If you’d given up hope of an overseas trip this summer, the European Union is here to offer a glimmer of hope—all 27 countries are set to open their doors to vaccinated Americans in time for peak tourist season.
Ambassadors from each state—including vacation hotspots such as Italy, Spain, and France—agreed to a new set of rules Wednesday. They say that, as long as someone has taken all of the shots of any of the vaccines that are approved in the United States, they can visit, after more than a year in which travel to most European nations has been highly restricted.
But, before you book tickets to the Colosseum, there are a few caveats.
The rules need to get formal approval first, there’s no word yet on exactly when the changes would come into effect, and individual nations in the bloc retain the right to ask for extra precautions such as a negative coronavirus test or enforced quarantines. They can also back out of the rules if their pandemic situation gets worse or a new variant gathers steam.

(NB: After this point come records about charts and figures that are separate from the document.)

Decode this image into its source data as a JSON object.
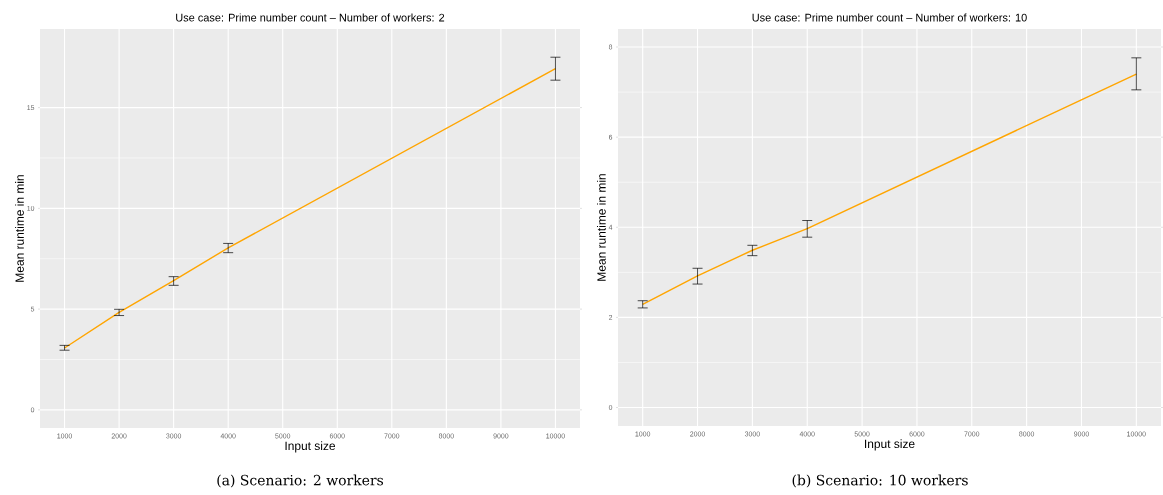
{
  "chart_data": [
    {
      "type": "line",
      "title": "Use case: Prime number count – Number of workers: 2",
      "xlabel": "Input size",
      "ylabel": "Mean runtime in min",
      "x": [
        1000,
        2000,
        3000,
        4000,
        10000
      ],
      "series": [
        {
          "color": "#ffa500",
          "values": [
            3.07,
            4.84,
            6.41,
            8.04,
            16.93
          ],
          "errors": [
            [
              2.96,
              3.2
            ],
            [
              4.68,
              4.99
            ],
            [
              6.18,
              6.61
            ],
            [
              7.8,
              8.26
            ],
            [
              16.36,
              17.5
            ]
          ]
        }
      ],
      "xlim": [
        550,
        10450
      ],
      "ylim": [
        -0.9,
        18.9
      ],
      "xticks": [
        1000,
        2000,
        3000,
        4000,
        5000,
        6000,
        7000,
        8000,
        9000,
        10000
      ],
      "yticks": [
        0,
        5,
        10,
        15
      ],
      "grid": true,
      "annotations": [
        "(a) Scenario: 2 workers"
      ]
    },
    {
      "type": "line",
      "title": "Use case: Prime number count – Number of workers: 10",
      "xlabel": "Input size",
      "ylabel": "Mean runtime in min",
      "x": [
        1000,
        2000,
        3000,
        4000,
        10000
      ],
      "series": [
        {
          "color": "#ffa500",
          "values": [
            2.29,
            2.92,
            3.49,
            3.97,
            7.4
          ],
          "errors": [
            [
              2.21,
              2.37
            ],
            [
              2.74,
              3.09
            ],
            [
              3.37,
              3.6
            ],
            [
              3.78,
              4.15
            ],
            [
              7.05,
              7.76
            ]
          ]
        }
      ],
      "xlim": [
        550,
        10450
      ],
      "ylim": [
        -0.41,
        8.4
      ],
      "xticks": [
        1000,
        2000,
        3000,
        4000,
        5000,
        6000,
        7000,
        8000,
        9000,
        10000
      ],
      "yticks": [
        0,
        2,
        4,
        6,
        8
      ],
      "grid": true,
      "annotations": [
        "(b) Scenario: 10 workers"
      ]
    }
  ]
}
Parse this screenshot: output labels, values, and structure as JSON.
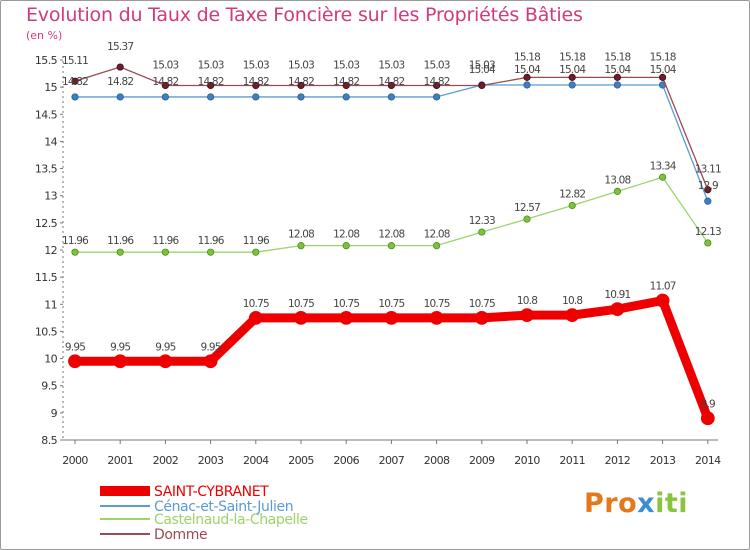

European Commission spokesman Christian Wigand said the new rules strike the right balance, explaining, “This will help improve international inbound travel and it’s possible to do so safely while at the same time ensuring quick action to counter the spread of new virus variants.”
The European Council is expected to finalize the exact recommendations, and the timeline for introducing them, later this week. The pandemic statistics have largely been moving in the right direction in Europe since its vaccination rollout began to pick up pace over the past few months after a clunking start, making the new travel guidelines possible.
Bars, shops, and cultural spaces reopened across France on Wednesday, and its nationwide curfew has been pushed back two hours to 9 p.m. In Italy, quarantine measures have already been scrapped for vaccinated tourists arriving from the U.S. Greece, whose economy relies heavily on tourism, has also lifted its quarantine measures.
However, the U.S. Centers for Disease Control and Prevention remains skeptical about international tourism during the pandemic. The current guidance on its website states, “Fully vaccinated travelers are less likely to get and spread COVID-19... However, international travel poses additional risks and even fully vaccinated travelers are at increased risk for getting and possibly spreading new COVID-19 variants.”
So, if you are going to head to Paris this summer, get vaccinated first—and, just in case, maybe it’s best to learn the French for “hospital” too.